Secondly, as symptomatic spasticity is more likely to develop in more severely affected patients [13], only subjects with moderate to severe spasticity (MAS ≥ 2) will be included in the ONTIME study, to ensure that meaningful functional gains are detected. This represents a patient population with more severe spasticity than subjects included in the ABCDE-S study. Furthermore, a longer follow-up (up to 28 weeks) is planned to allow adequate time to follow and document the appearance or reappearance of post-stroke spasticity symptoms following BoNT-A injection.
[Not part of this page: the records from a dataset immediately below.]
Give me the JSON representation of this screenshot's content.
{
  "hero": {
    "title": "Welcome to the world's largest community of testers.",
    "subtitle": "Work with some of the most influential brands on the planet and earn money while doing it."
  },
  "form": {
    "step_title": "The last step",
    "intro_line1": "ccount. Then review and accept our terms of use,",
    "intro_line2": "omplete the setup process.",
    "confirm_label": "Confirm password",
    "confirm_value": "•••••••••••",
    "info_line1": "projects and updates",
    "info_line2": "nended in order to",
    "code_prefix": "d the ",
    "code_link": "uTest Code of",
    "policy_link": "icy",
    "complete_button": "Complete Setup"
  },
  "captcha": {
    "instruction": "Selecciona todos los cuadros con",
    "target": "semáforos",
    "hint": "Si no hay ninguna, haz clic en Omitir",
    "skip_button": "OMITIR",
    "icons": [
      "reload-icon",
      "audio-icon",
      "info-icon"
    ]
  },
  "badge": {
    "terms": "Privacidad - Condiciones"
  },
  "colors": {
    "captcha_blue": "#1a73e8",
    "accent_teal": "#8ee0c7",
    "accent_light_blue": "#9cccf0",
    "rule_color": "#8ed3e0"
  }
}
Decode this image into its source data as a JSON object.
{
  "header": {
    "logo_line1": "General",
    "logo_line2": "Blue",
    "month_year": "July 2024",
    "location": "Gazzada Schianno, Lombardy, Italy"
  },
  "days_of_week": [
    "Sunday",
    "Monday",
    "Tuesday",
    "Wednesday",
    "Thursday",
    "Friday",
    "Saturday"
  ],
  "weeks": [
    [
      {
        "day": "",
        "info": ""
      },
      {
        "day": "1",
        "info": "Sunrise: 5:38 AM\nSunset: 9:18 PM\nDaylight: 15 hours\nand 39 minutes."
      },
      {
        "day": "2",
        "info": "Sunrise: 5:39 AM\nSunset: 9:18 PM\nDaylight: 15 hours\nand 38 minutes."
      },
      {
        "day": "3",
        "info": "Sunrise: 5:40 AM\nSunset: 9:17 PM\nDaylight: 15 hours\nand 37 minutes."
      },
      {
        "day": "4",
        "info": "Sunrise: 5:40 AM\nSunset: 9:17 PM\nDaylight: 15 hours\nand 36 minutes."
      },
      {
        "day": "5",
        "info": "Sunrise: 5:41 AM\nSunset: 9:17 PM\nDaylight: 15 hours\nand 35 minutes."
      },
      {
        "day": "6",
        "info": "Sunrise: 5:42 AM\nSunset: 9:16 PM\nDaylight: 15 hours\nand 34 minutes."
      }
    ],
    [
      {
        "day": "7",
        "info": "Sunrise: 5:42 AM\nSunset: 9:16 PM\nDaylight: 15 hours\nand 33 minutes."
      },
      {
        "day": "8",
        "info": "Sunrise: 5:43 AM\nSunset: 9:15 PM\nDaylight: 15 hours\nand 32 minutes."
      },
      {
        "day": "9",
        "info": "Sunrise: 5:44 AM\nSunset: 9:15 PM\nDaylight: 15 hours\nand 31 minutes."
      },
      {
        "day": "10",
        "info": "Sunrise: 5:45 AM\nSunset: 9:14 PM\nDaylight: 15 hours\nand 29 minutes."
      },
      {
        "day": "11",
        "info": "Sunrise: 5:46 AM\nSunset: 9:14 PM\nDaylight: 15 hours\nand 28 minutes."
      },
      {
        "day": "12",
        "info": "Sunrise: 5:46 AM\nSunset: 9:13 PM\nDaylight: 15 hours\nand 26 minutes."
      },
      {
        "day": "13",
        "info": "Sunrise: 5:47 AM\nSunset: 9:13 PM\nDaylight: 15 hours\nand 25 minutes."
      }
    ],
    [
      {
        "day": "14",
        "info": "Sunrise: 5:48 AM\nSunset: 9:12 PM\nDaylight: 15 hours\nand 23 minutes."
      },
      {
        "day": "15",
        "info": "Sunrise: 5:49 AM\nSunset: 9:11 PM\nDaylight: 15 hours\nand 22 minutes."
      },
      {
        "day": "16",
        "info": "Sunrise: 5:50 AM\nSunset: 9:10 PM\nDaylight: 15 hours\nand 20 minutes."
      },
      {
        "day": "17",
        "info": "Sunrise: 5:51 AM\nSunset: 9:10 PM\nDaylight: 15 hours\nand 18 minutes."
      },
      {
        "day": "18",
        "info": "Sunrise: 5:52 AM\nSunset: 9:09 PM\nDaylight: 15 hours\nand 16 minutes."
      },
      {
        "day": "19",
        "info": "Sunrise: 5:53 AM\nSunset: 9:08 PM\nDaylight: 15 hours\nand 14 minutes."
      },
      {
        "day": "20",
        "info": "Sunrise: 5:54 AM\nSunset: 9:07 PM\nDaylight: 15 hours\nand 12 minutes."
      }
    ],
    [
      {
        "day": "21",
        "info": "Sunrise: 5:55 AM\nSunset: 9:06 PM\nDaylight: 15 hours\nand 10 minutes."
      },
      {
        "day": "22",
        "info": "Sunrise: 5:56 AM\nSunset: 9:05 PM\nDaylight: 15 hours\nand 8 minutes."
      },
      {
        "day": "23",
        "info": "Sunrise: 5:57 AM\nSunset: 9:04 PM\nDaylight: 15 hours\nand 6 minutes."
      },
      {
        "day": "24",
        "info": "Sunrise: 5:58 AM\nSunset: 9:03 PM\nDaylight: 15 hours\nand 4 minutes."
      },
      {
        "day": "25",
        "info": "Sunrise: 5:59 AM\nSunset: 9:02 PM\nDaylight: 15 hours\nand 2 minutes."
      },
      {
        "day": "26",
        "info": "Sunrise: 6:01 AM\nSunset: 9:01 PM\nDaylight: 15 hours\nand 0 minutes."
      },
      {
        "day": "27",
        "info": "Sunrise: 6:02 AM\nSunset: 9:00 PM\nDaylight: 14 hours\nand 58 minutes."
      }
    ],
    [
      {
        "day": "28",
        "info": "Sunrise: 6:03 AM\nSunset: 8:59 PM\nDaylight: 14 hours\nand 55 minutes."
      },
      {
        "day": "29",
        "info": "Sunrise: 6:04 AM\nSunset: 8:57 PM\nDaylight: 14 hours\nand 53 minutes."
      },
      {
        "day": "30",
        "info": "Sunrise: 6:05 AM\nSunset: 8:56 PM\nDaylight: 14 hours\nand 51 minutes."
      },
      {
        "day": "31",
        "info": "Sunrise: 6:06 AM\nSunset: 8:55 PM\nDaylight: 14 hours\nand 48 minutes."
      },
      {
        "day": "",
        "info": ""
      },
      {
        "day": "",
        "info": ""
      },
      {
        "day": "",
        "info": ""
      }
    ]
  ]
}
Results from this pilot study will facilitate the design and sample size calculation of further confirmatory studies and are expected to provide useful insights into the optimal delivery of post-stroke patient management, including timing of BoNT-A therapy and duration of follow-up regimens.

Trial status

Recruitment to the ONTIME pilot study began in December 2014 and was completed in September 2015 (final data collection for the primary outcome measure).

Authors' contributions

KHK, JB, HB, PM, KJG, WK, RR all contributed to the conception and design of the ONTIME protocol. KHK, JB, HB, PM, KJG, WK, RR all contributed to the critical revision of this manuscript for intellectual content, provided final approval of the version to be published, and accept accountability for all aspects of the work.

Declaration of conflicting interests

RR, KHK, KJG and WK have received consultancy fees from Ipsen Pharma. JB, HB and PM are full-time employees of Ipsen Pharma.

Funding

Ipsen Pharma provided financial support for this study (Ipsen Group, Boulogne Billancourt, France).

Trial registration

ClinicalTrials.gov number NCT02321436.